Five Finger Death Punch
Mit Five Finger Death Punch wird die Messlatte noch einmal deutlich höher gelegt. Die fünf Musiker aus Las Vegas haben auch in Europa den Status einer Arena-Band erreicht und können in Deutschland auf eine riesige Fangemeinde zählen, die den vorderen Teil der Stage 1 füllt. Da das Konzert grösstenteils bei Tageslicht sattfindet, bietet die Band eine recht nüchterne Show mit Ausnahme von ein paar Flammen hier und da. Sie lassen die Musik für sich sprechen und spielen eine Reihe ihrer grossen Hits, von „Wash it All Away“ bis „Lift Me Up“, die Powerballade „The Bleeding“ oder das Cover „Bad Company“. Die Nüchternheit tut Ivan Moody gut, und der Sänger sieht gut aus und ist gut gelaunt, redet und scherzt mit dem Publikum und hat Spass auf der Bühne. Schade nur, dass der Sound im vorderen Bereich ziemlich schlecht ist und die Gesangslinien kaum zu hören sind.
Sabaton
Die Schweden Sabaton haben die schwierige Aufgabe, den Gig von Five Finger Death Punch zu toppen, und der einsetzende Regen hätte ihr Konzert ruinieren können, aber die Band bietet wie immer eine sehr hochwertige und bombastische Show, einschliesslich des riesigen Panzers, der als Drumriser verwendet wurde. Man muss ihre Musik nicht mögen, aber zweifelsohne schaffen sie es, eine grossartige Atmosphäre zu schaffen, auch dank der vielen Mitsinglieder wie das bekannte „Primo Victoria“ oder „Great War“ in ihrer Setliste. Auch heute zeigten sie wieder, dass sie in Deutschland eine starke und treue Fangemeinde haben, die jeden einzelnen Song mitsingt und die Show trotz des Regens geniesst.
Metallica
Kurz bevor der Headliner des Festivals die Bühne betritt, hört der Regen auf, was bereits ein gutes Zeichen ist. Die ersten Töne von AC/DCs „It’s a long way to the top (if you wanna Rock ’n‘ Roll)“ kündigen an, dass das Konzert bald beginnen wird, und die ganze Menge singt und klatscht bereits, bis das übliche Intro „The good, the bad, the ugly“ begleitet von Filmausschnitten, die auf die riesigen Leinwände projiziert werden, die Band auf der Bühne vorstellt.

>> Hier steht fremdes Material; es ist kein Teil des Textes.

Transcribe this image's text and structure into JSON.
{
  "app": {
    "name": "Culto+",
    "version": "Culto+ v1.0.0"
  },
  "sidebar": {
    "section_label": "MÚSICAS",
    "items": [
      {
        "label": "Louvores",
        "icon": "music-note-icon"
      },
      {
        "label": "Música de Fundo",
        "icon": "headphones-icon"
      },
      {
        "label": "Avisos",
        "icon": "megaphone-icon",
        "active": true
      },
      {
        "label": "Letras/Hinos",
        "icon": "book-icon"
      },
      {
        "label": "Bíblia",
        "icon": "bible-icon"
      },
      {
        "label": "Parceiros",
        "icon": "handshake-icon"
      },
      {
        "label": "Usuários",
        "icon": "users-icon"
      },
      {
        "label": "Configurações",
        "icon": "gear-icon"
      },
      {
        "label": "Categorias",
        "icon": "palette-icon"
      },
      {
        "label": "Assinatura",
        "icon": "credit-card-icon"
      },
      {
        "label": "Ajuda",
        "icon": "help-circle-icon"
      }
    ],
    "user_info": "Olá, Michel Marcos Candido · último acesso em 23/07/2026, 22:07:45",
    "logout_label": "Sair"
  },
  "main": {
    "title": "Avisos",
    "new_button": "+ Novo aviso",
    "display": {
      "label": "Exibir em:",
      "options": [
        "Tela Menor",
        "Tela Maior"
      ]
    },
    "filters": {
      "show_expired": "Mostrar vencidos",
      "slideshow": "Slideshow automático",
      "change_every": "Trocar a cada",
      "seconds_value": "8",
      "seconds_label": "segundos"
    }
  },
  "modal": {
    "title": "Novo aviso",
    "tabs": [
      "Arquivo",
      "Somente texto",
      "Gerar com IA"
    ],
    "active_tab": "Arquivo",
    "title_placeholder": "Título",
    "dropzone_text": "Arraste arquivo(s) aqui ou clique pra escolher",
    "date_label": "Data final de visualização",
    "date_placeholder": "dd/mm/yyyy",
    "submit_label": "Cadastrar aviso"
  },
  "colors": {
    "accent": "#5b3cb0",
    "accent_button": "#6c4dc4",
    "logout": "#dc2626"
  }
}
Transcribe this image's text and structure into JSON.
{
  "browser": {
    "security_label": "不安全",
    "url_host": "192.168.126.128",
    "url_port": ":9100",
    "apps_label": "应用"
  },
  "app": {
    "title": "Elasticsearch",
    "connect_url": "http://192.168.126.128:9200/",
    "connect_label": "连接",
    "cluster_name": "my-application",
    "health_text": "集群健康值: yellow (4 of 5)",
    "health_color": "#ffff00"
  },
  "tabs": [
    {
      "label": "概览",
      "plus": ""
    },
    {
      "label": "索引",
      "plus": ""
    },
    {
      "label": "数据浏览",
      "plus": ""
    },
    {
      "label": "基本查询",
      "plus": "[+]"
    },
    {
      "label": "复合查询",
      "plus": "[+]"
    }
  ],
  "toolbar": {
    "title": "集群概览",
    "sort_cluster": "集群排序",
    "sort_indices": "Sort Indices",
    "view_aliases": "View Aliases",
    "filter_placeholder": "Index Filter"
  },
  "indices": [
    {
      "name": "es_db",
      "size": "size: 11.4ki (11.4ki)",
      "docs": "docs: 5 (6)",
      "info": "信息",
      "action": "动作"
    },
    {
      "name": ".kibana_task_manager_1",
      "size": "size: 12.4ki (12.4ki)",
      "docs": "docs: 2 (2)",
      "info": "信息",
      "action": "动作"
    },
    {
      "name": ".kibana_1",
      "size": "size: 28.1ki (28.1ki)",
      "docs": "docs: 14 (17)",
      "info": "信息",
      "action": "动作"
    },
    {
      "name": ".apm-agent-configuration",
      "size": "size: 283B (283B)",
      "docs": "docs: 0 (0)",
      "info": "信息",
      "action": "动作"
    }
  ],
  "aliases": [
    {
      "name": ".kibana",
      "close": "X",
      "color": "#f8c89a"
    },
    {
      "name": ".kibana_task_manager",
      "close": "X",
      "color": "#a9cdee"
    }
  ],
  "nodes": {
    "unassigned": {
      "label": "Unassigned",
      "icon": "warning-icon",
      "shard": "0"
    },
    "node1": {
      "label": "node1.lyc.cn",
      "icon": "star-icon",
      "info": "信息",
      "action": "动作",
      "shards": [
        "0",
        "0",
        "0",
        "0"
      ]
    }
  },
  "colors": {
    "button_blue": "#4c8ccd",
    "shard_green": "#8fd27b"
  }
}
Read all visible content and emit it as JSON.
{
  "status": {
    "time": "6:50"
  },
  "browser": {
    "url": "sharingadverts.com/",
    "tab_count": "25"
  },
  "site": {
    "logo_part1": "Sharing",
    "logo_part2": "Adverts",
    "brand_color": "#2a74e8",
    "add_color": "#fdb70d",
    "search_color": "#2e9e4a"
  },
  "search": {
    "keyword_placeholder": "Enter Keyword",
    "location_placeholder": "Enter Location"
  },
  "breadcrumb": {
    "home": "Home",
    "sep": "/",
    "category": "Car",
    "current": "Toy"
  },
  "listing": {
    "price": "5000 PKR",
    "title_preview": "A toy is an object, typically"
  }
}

Lars‘ Schlagzeug erhebt sich aus dem Boden an der Spitze des Snakepits (die dreieckigen Laufstege vor der Bühne) und die Band beginnt überraschenderweise mit dem harten „Whiplash“, das von dort aus gespielt wird. Dies ist der Beginn einer ungewöhnlichen Setlist (oder zumindest nicht der Standard-Festival-Setlist, die wir schon hunderte Male gehört haben). „Enter Sandman“ als drittes Stück ist eine erstaunliche Wahl, da ihr berühmtester Song seit Ewigkeiten ihre regulären Sets abschliesst.
Die Band scheint in guter Form und Stimmung zu sein. Die lange Pause und Reha haben sich positiv auf James Hetfield ausgewirkt, der viel besser aussieht als auf der letzten Tour.
Im Set wechseln sich ältere und neuere Hits ab, mit einigen selten gespielten Überraschungen wie „Trapped Under Ice“, „Dirty Window“ von St. Anger oder „Damaged Inc.“ während der Zugaben.
Das Fanzit – Download Germany 2022
Nach den Bomben und dem Feuer von „One“ beendet „Master of Puppets“ das Konzert, bei dem die 65’000 Menschen trotz des langen Tages in der Sonne (und im Regen) immer noch mitsingen. Eine recht ungewöhnliche Wahl, um das Konzert zu beenden, aber das scheint niemanden zu stören, und alle bejubeln die Band, als sie die Menge begrüsst und Plektren und Schlagzeugstöcke verteilt. Das war sicherlich ein würdiger Headliner für den Newcomer Download Germany unter den grossen europäischen Festivals. Mal sehen, was die Organisatoren uns nächstes Jahr bieten werden.